Dunstan wonders why authors ruin books by presaging who the murderer is. Robert A. Heinlein almost ruined Stranger in a Strange Land for me, but not by giving away the ending.

The first speaker in the section quoted below is newspaper columnist Ben Caxton and the second speaker is respected Fair Witness James Oliver Cavendish—Fair Witnesses are, when they are on duty, capable only of telling the truth based only on the information they witness for themselves and have perfect memory of the events they are called in to witness. Both have just come out of a meeting with who the former believes to be the Man from Mars. (This appears on pp. 52-3 of my copy of the book.) The Fair Witness points out that the columnist may have missed something.

"Huh? What did I miss."
"Surely. A man's history can be read from his calluses. I once did a monograph on them for The Witness Quarterly. This young man from Mars, since he has never worn our sort of shoes and has lived in gravity one third of ours, should display foot calluses consonant with his former environment."

The bold is added to highlight the part that almost ruined the entire book for me. A good 70 years had passed since Arthur Conan Doyle published his Sherlock Holmes stories when Heinlein published his novel, and anybody—myself included—that that has read more than a few of Doyle's short stories knows that Sherlock Holmes proudly reminds his assistant Watson that the former has written monographs on marginalia that have direct impact on the cases the latter solves. A quick search reveals that nobody seems to think this is satire.
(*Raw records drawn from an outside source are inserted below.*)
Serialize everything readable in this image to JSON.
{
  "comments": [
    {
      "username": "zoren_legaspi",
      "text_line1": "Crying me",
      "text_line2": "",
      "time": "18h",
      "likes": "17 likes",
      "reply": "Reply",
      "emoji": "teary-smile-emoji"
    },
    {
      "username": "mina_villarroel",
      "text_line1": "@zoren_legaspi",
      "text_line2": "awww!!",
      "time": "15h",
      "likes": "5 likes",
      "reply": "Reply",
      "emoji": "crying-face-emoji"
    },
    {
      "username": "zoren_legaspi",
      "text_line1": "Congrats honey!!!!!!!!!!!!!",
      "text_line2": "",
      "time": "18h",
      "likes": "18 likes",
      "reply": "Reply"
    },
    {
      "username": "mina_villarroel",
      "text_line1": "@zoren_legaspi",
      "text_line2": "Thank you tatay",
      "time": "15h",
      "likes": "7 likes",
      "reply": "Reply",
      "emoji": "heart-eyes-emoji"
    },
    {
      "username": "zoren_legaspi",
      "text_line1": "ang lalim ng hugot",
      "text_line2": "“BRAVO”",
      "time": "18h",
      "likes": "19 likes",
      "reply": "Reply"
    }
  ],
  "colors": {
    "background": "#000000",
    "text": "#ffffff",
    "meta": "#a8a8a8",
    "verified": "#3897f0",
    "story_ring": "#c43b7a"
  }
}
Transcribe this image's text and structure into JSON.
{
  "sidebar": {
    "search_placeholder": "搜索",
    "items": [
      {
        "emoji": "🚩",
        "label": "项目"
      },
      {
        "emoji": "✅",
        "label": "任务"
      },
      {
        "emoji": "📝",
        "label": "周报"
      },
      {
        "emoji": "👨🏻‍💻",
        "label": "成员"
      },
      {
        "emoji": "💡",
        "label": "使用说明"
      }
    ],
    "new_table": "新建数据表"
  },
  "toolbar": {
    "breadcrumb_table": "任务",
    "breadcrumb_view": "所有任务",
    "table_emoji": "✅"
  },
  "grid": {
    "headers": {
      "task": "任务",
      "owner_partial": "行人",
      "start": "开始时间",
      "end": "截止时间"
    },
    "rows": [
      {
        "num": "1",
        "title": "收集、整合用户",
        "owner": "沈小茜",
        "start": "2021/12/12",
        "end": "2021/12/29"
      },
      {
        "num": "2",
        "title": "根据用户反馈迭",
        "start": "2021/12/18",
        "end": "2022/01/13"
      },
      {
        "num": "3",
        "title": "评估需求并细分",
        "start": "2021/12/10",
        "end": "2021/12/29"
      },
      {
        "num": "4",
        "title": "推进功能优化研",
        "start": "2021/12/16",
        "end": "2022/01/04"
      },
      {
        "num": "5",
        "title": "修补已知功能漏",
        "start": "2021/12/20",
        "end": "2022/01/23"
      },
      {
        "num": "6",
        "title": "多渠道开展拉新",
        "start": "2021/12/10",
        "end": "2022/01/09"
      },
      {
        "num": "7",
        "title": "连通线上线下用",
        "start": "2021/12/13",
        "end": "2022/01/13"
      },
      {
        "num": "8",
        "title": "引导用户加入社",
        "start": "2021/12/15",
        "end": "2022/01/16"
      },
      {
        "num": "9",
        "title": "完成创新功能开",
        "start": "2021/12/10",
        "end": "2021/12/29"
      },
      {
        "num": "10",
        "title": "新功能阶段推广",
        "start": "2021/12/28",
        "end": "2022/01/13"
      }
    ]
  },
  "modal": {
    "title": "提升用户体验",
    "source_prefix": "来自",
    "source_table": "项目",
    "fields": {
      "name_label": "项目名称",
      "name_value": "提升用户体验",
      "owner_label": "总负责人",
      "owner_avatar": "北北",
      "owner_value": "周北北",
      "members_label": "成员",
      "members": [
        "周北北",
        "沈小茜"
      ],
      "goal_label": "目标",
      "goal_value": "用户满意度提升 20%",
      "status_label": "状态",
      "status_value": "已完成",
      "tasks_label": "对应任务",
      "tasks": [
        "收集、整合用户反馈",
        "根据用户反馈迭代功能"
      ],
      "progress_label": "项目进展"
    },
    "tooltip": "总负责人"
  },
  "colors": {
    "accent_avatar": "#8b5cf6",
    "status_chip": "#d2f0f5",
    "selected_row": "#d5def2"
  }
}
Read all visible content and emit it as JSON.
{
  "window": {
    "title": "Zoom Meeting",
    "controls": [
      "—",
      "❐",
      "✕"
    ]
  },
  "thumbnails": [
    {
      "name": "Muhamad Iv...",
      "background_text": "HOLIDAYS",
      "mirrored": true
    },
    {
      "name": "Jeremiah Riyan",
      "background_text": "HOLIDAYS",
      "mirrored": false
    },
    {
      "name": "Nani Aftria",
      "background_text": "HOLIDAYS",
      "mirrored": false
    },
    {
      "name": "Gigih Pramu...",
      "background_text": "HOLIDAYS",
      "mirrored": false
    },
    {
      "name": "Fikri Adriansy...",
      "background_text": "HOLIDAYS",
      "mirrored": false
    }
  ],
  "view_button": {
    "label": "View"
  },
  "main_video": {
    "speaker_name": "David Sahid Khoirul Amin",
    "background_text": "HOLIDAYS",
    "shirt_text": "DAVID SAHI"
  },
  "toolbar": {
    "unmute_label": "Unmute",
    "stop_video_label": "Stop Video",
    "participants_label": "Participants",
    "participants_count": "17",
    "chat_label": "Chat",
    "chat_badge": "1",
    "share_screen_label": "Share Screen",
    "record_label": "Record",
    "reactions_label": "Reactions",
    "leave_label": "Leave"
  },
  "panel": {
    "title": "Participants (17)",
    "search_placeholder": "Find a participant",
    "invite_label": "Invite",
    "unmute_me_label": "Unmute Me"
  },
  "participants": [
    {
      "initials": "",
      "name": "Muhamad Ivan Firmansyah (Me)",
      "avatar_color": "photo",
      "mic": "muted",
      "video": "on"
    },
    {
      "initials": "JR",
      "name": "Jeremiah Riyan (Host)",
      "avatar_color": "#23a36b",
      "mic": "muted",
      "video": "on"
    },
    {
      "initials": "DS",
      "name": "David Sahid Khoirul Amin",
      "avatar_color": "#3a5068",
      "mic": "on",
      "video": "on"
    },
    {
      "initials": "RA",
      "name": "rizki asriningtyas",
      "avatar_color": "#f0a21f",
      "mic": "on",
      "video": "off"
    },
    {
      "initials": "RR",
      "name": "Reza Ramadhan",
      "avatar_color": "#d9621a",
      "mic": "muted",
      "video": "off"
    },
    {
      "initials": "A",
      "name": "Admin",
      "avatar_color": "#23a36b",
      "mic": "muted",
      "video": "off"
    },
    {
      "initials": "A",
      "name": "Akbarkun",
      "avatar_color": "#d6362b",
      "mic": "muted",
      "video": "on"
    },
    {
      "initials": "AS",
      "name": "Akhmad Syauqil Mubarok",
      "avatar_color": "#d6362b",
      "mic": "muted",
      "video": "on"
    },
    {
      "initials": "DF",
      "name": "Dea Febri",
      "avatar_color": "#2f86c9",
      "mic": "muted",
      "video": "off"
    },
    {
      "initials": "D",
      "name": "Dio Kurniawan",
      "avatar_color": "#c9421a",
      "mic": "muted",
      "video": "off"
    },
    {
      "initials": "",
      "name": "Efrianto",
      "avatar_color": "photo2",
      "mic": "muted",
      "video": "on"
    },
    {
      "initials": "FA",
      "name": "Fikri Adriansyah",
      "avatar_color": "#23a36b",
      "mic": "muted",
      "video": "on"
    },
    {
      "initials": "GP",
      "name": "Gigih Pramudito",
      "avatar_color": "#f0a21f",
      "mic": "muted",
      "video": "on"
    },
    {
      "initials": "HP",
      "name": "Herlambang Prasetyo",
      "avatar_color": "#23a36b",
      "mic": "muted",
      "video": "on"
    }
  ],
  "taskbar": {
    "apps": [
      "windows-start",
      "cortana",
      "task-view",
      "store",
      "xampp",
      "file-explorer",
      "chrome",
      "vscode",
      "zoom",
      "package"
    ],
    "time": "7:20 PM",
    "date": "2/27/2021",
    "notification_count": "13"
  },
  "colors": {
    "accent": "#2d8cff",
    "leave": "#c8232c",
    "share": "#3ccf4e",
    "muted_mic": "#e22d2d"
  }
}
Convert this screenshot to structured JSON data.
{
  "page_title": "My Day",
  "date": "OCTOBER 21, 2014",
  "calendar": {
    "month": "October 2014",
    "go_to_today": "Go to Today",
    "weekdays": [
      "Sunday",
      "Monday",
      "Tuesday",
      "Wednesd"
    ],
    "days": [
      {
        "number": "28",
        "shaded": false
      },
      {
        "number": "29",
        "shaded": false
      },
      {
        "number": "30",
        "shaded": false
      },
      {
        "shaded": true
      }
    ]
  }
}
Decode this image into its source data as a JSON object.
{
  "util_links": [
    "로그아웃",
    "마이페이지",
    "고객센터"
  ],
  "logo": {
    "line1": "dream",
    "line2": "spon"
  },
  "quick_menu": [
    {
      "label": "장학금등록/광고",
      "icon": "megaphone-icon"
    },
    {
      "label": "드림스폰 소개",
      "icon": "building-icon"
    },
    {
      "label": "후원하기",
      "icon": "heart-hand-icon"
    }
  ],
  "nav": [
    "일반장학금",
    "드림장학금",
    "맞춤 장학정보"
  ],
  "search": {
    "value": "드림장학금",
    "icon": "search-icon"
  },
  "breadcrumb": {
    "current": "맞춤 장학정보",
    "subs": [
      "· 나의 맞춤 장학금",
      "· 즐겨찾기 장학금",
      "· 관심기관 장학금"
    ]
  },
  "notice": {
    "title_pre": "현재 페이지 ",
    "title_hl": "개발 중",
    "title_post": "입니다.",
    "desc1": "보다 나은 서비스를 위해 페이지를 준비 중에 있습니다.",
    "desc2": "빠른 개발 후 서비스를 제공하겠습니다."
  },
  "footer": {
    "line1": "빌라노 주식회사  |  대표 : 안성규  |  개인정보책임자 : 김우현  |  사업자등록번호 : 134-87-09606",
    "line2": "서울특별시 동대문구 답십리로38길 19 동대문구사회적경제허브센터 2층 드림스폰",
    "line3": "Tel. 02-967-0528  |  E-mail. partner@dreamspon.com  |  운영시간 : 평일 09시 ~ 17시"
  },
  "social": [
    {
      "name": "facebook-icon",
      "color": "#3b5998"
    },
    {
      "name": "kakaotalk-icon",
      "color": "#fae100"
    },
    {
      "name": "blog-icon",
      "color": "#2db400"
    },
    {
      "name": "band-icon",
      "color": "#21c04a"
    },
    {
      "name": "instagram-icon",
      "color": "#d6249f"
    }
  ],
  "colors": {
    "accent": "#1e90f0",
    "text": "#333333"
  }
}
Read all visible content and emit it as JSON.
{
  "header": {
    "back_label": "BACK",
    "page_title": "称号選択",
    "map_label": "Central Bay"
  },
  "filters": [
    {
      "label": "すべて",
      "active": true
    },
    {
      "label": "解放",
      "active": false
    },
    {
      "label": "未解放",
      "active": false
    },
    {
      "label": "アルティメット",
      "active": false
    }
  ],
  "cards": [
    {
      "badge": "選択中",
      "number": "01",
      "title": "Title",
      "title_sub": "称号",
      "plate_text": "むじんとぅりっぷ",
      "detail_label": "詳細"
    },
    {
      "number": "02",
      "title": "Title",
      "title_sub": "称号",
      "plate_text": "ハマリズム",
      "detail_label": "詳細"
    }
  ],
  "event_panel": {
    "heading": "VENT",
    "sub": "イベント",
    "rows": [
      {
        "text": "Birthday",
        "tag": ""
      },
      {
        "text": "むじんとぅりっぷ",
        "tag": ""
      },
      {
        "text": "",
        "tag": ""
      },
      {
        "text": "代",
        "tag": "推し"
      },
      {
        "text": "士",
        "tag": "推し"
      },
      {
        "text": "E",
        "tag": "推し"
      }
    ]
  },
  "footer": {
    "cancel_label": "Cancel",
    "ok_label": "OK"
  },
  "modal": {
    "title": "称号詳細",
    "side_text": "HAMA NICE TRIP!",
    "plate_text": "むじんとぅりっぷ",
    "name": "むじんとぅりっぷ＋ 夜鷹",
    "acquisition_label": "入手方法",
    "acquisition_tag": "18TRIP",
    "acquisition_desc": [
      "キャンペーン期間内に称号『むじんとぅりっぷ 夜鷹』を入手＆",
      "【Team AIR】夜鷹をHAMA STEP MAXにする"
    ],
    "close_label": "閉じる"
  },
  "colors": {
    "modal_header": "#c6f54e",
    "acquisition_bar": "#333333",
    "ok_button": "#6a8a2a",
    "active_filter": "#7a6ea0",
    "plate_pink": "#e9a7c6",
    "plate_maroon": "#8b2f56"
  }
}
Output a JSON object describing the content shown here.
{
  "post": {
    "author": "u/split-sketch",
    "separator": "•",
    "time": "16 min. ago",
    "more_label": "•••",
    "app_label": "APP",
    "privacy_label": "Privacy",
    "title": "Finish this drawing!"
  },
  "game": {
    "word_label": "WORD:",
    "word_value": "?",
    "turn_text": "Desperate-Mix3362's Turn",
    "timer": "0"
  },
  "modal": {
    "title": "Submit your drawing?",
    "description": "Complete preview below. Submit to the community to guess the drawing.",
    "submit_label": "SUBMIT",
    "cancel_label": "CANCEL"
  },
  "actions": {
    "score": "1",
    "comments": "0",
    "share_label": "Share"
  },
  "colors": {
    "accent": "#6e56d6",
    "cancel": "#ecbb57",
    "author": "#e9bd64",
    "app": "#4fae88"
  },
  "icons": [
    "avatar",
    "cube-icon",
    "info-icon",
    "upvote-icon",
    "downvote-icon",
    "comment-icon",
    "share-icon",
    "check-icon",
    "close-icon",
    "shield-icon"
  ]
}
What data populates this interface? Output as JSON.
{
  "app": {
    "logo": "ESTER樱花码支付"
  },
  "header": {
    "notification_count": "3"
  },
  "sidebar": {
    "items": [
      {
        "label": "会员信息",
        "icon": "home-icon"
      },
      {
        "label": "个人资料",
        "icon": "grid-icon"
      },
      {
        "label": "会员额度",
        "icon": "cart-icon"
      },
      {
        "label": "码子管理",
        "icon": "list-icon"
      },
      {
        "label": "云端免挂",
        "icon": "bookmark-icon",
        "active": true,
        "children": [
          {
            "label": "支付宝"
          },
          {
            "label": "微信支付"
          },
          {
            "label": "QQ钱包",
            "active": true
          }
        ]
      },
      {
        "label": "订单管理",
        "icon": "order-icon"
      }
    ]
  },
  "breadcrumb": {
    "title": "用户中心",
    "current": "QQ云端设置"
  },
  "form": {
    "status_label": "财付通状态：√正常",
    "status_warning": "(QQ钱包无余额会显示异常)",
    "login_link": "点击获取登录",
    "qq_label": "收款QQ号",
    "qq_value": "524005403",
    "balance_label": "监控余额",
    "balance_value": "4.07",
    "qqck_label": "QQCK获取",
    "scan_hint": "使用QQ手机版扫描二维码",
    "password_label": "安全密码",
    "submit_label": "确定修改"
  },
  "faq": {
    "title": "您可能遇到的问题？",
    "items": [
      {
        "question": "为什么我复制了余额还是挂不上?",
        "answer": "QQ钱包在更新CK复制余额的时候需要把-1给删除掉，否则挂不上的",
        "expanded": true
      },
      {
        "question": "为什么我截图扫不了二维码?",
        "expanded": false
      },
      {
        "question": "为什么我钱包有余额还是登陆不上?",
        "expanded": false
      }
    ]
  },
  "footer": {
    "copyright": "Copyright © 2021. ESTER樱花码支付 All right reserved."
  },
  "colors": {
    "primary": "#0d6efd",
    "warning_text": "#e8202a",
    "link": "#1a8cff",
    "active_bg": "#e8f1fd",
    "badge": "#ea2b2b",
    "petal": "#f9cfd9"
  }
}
If this isn't some kind of law with regards to popular fiction than it should be: if a character in a book says something Sherlock Holmes would say, then it's a cliché.

I plodded on and finished the book, and I'm glad I did: the book is overflowing with ideas, mostly about government, society and, of course, sex, all of which are controversial, even today. (Especially today, some would say.) It challenged a lot of core assumptions, and the book will have to somehow be incorporated into my belief system.

Relately, at Electrolite, there is an interesting discussion about Heinlein—partly in response to an article about Heinlein's recently-released first novel—which is, at least for the first half, about whether Heinlein got the science right in "The Roads Must Roll". One commenter asks three questions that I think apply to a lot of SF authors: “Is Heinlein really a hard SF author? Or a technophilic sociological SF author who used his talents to propagandize for science? Or someone who just liked telling good stories?” Basing this only on the SF authors I've read, some do just "hard science" (Clarke's 2001, 2010, 2061 and 3001), and some do political science fiction dressed up as science fiction (Asimov's original three Foundation novels) and others do comedy with science fiction as the plot device (Douglas Adams' entire works: even his science fact writings can be funny). At least with Stranger in a Strange Land, Heinlein uses science fiction and fantasy to serve up social criticism (especially with regards to sex, but also with regards to religion and cannibalism) and political opinion (government, law and authority).

In that last book, though, all that was nearly ruined by a few lines near the beginning.